The crews then head to the lines of the fire, which broke out May 29 and has burned more than 770 square miles. Authorities believe the blaze was caused by an unattended campfire. They've questioned two people but haven't named them as suspects.

The Eagar camp is quiet during the day but bustles in the late evening when crew members return from their shifts. After a long day at work, the firefighters exchange dirty fire clothes for clean ones, grab a hot meal and take a shower in one of a pair of specially outfitted semi-trailers. They can also drop off their chain saws at a repair trailer.

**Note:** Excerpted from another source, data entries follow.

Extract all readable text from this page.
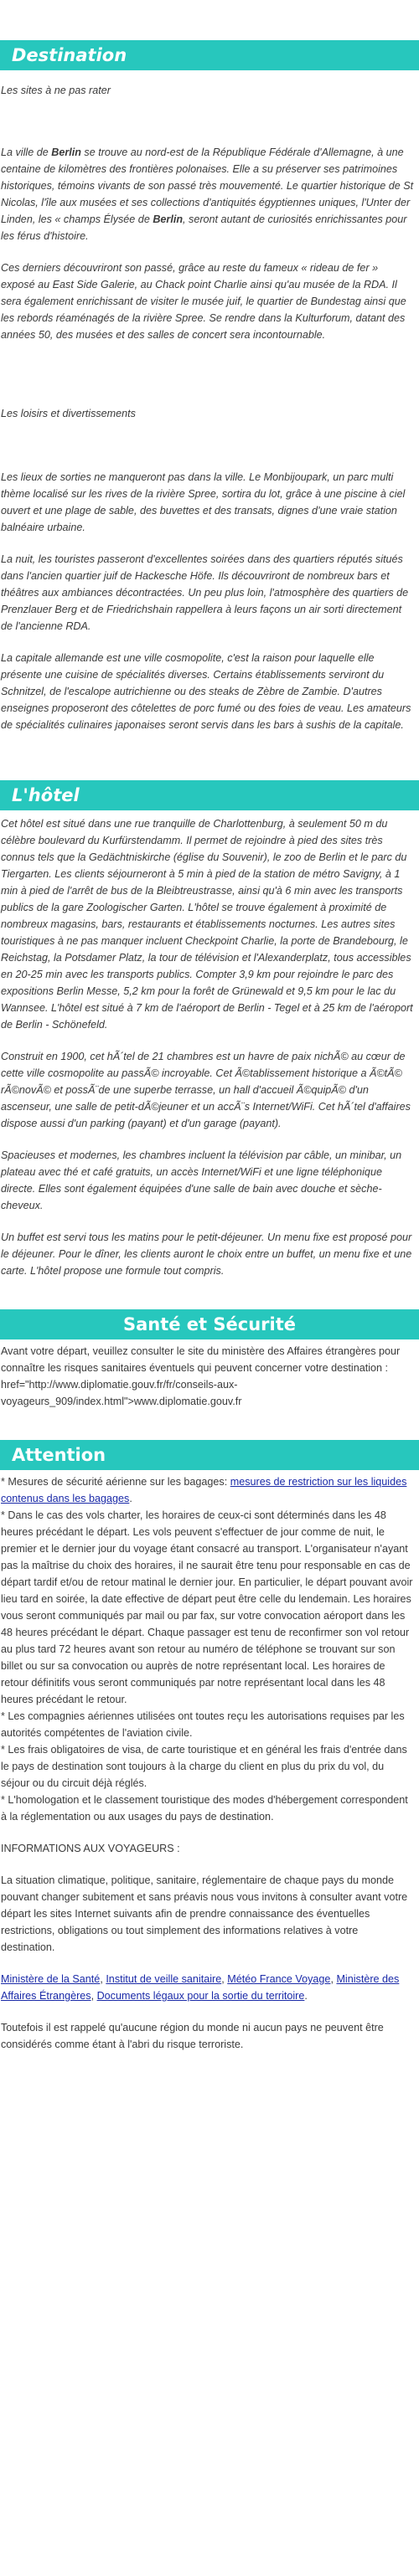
Destination

Les sites à ne pas rater

La ville de Berlin se trouve au nord-est de la République Fédérale d'Allemagne, à une centaine de kilomètres des frontières polonaises. Elle a su préserver ses patrimoines historiques, témoins vivants de son passé très mouvementé. Le quartier historique de St Nicolas, l'île aux musées et ses collections d'antiquités égyptiennes uniques, l'Unter der Linden, les « champs Élysée de Berlin, seront autant de curiosités enrichissantes pour les férus d'histoire.

Ces derniers découvriront son passé, grâce au reste du fameux « rideau de fer » exposé au East Side Galerie, au Chack point Charlie ainsi qu'au musée de la RDA. Il sera également enrichissant de visiter le musée juif, le quartier de Bundestag ainsi que les rebords réaménagés de la rivière Spree. Se rendre dans la Kulturforum, datant des années 50, des musées et des salles de concert sera incontournable.

Les loisirs et divertissements

Les lieux de sorties ne manqueront pas dans la ville. Le Monbijoupark, un parc multi thème localisé sur les rives de la rivière Spree, sortira du lot, grâce à une piscine à ciel ouvert et une plage de sable, des buvettes et des transats, dignes d'une vraie station balnéaire urbaine.

La nuit, les touristes passeront d'excellentes soirées dans des quartiers réputés situés dans l'ancien quartier juif de Hackesche Höfe. Ils découvriront de nombreux bars et théâtres aux ambiances décontractées. Un peu plus loin, l'atmosphère des quartiers de Prenzlauer Berg et de Friedrichshain rappellera à leurs façons un air sorti directement de l'ancienne RDA.

La capitale allemande est une ville cosmopolite, c'est la raison pour laquelle elle présente une cuisine de spécialités diverses. Certains établissements serviront du Schnitzel, de l'escalope autrichienne ou des steaks de Zèbre de Zambie. D'autres enseignes proposeront des côtelettes de porc fumé ou des foies de veau. Les amateurs de spécialités culinaires japonaises seront servis dans les bars à sushis de la capitale.

L'hôtel

Cet hôtel est situé dans une rue tranquille de Charlottenburg, à seulement 50 m du célèbre boulevard du Kurfürstendamm. Il permet de rejoindre à pied des sites très connus tels que la Gedächtniskirche (église du Souvenir), le zoo de Berlin et le parc du Tiergarten. Les clients séjourneront à 5 min à pied de la station de métro Savigny, à 1 min à pied de l'arrêt de bus de la Bleibtreustrasse, ainsi qu'à 6 min avec les transports publics de la gare Zoologischer Garten. L'hôtel se trouve également à proximité de nombreux magasins, bars, restaurants et établissements nocturnes. Les autres sites touristiques à ne pas manquer incluent Checkpoint Charlie, la porte de Brandebourg, le Reichstag, la Potsdamer Platz, la tour de télévision et l'Alexanderplatz, tous accessibles en 20-25 min avec les transports publics. Compter 3,9 km pour rejoindre le parc des expositions Berlin Messe, 5,2 km pour la forêt de Grünewald et 9,5 km pour le lac du Wannsee. L'hôtel est situé à 7 km de l'aéroport de Berlin - Tegel et à 25 km de l'aéroport de Berlin - Schönefeld.

Construit en 1900, cet hÃ´tel de 21 chambres est un havre de paix nichÃ© au cœur de cette ville cosmopolite au passÃ© incroyable. Cet Ã©tablissement historique a Ã©tÃ© rÃ©novÃ© et possÃ¨de une superbe terrasse, un hall d'accueil Ã©quipÃ© d'un ascenseur, une salle de petit-dÃ©jeuner et un accÃ¨s Internet/WiFi. Cet hÃ´tel d'affaires dispose aussi d'un parking (payant) et d'un garage (payant).

Spacieuses et modernes, les chambres incluent la télévision par câble, un minibar, un plateau avec thé et café gratuits, un accès Internet/WiFi et une ligne téléphonique directe. Elles sont également équipées d'une salle de bain avec douche et sèche-cheveux.

Un buffet est servi tous les matins pour le petit-déjeuner. Un menu fixe est proposé pour le déjeuner. Pour le dîner, les clients auront le choix entre un buffet, un menu fixe et une carte. L'hôtel propose une formule tout compris.

Santé et Sécurité

Avant votre départ, veuillez consulter le site du ministère des Affaires étrangères pour connaître les risques sanitaires éventuels qui peuvent concerner votre destination : href="http://www.diplomatie.gouv.fr/fr/conseils-aux-voyageurs_909/index.html">www.diplomatie.gouv.fr

Attention

* Mesures de sécurité aérienne sur les bagages: mesures de restriction sur les liquides contenus dans les bagages.

* Dans le cas des vols charter, les horaires de ceux-ci sont déterminés dans les 48 heures précédant le départ. Les vols peuvent s'effectuer de jour comme de nuit, le premier et le dernier jour du voyage étant consacré au transport. L'organisateur n'ayant pas la maîtrise du choix des horaires, il ne saurait être tenu pour responsable en cas de départ tardif et/ou de retour matinal le dernier jour. En particulier, le départ pouvant avoir lieu tard en soirée, la date effective de départ peut être celle du lendemain. Les horaires vous seront communiqués par mail ou par fax, sur votre convocation aéroport dans les 48 heures précédant le départ. Chaque passager est tenu de reconfirmer son vol retour au plus tard 72 heures avant son retour au numéro de téléphone se trouvant sur son billet ou sur sa convocation ou auprès de notre représentant local. Les horaires de retour définitifs vous seront communiqués par notre représentant local dans les 48 heures précédant le retour.

* Les compagnies aériennes utilisées ont toutes reçu les autorisations requises par les autorités compétentes de l'aviation civile.

* Les frais obligatoires de visa, de carte touristique et en général les frais d'entrée dans le pays de destination sont toujours à la charge du client en plus du prix du vol, du séjour ou du circuit déjà réglés.

* L'homologation et le classement touristique des modes d'hébergement correspondent à la réglementation ou aux usages du pays de destination.

INFORMATIONS AUX VOYAGEURS :

La situation climatique, politique, sanitaire, réglementaire de chaque pays du monde pouvant changer subitement et sans préavis nous vous invitons à consulter avant votre départ les sites Internet suivants afin de prendre connaissance des éventuelles restrictions, obligations ou tout simplement des informations relatives à votre destination.

Ministère de la Santé, Institut de veille sanitaire, Météo France Voyage, Ministère des Affaires Étrangères, Documents légaux pour la sortie du territoire.

Toutefois il est rappelé qu'aucune région du monde ni aucun pays ne peuvent être considérés comme étant à l'abri du risque terroriste.
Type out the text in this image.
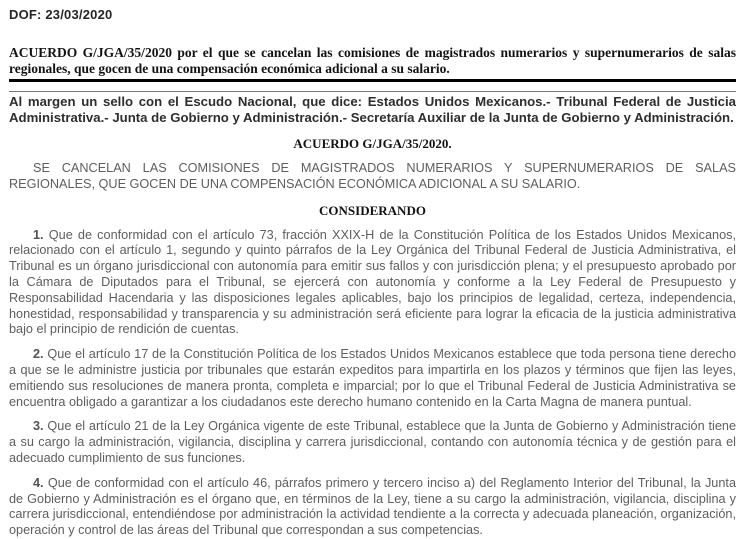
DOF: 23/03/2020

ACUERDO G/JGA/35/2020 por el que se cancelan las comisiones de magistrados numerarios y supernumerarios de salas regionales, que gocen de una compensación económica adicional a su salario.

Al margen un sello con el Escudo Nacional, que dice: Estados Unidos Mexicanos.- Tribunal Federal de Justicia Administrativa.- Junta de Gobierno y Administración.- Secretaría Auxiliar de la Junta de Gobierno y Administración.

ACUERDO G/JGA/35/2020.

SE CANCELAN LAS COMISIONES DE MAGISTRADOS NUMERARIOS Y SUPERNUMERARIOS DE SALAS REGIONALES, QUE GOCEN DE UNA COMPENSACIÓN ECONÓMICA ADICIONAL A SU SALARIO.

CONSIDERANDO

1. Que de conformidad con el artículo 73, fracción XXIX-H de la Constitución Política de los Estados Unidos Mexicanos, relacionado con el artículo 1, segundo y quinto párrafos de la Ley Orgánica del Tribunal Federal de Justicia Administrativa, el Tribunal es un órgano jurisdiccional con autonomía para emitir sus fallos y con jurisdicción plena; y el presupuesto aprobado por la Cámara de Diputados para el Tribunal, se ejercerá con autonomía y conforme a la Ley Federal de Presupuesto y Responsabilidad Hacendaria y las disposiciones legales aplicables, bajo los principios de legalidad, certeza, independencia, honestidad, responsabilidad y transparencia y su administración será eficiente para lograr la eficacia de la justicia administrativa bajo el principio de rendición de cuentas.

2. Que el artículo 17 de la Constitución Política de los Estados Unidos Mexicanos establece que toda persona tiene derecho a que se le administre justicia por tribunales que estarán expeditos para impartirla en los plazos y términos que fijen las leyes, emitiendo sus resoluciones de manera pronta, completa e imparcial; por lo que el Tribunal Federal de Justicia Administrativa se encuentra obligado a garantizar a los ciudadanos este derecho humano contenido en la Carta Magna de manera puntual.

3. Que el artículo 21 de la Ley Orgánica vigente de este Tribunal, establece que la Junta de Gobierno y Administración tiene a su cargo la administración, vigilancia, disciplina y carrera jurisdiccional, contando con autonomía técnica y de gestión para el adecuado cumplimiento de sus funciones.

4. Que de conformidad con el artículo 46, párrafos primero y tercero inciso a) del Reglamento Interior del Tribunal, la Junta de Gobierno y Administración es el órgano que, en términos de la Ley, tiene a su cargo la administración, vigilancia, disciplina y carrera jurisdiccional, entendiéndose por administración la actividad tendiente a la correcta y adecuada planeación, organización, operación y control de las áreas del Tribunal que correspondan a sus competencias.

Those who are hurting stop by a medical trailer, often drawing simple medicine like Sudafed for noses clogged by smoke, ibuprofen for strained muscles, or wash for eyes clogged with ash. Naomi Brown, from northern California's Lassen National Forest, oversees the operation, which also dispatches ambulances and paramedic teams stationed around the fire.

"If you consider how much it costs to send someone to the emergency room, this has really saved a lot of money," she said of the operation. They've seen hundreds with minor gripes since June 5, and treated nearly three dozen injuries, sending 10 firefighters to the hospital for treatment.

"Usually, when we do treat someone, we give them an IV, get them rested and get them back on the line the next day," Brown said.

Elsewhere at the camp, crews revamp equipment, untangling and rerolling fire hoses. Mechanics with heavy maintenance trucks change fire truck tires, and weld and otherwise patch up damaged equipment.

As the sun goes down, the firefighters head to their tents so they can grab some sleep and do it all again.

Since battling the fire is a 24-hour operation, other crews head out at night and come back at daybreak so they can eat at the Eagar camp, then go to a local school gym to sleep.

Chester, the Glendale firefighter, said rolling into the camp after a 16-hour day is a welcome relief.

"You get back, you take a shower, you go eat, and you go to bed," he said. "I couldn't complain — this is nice."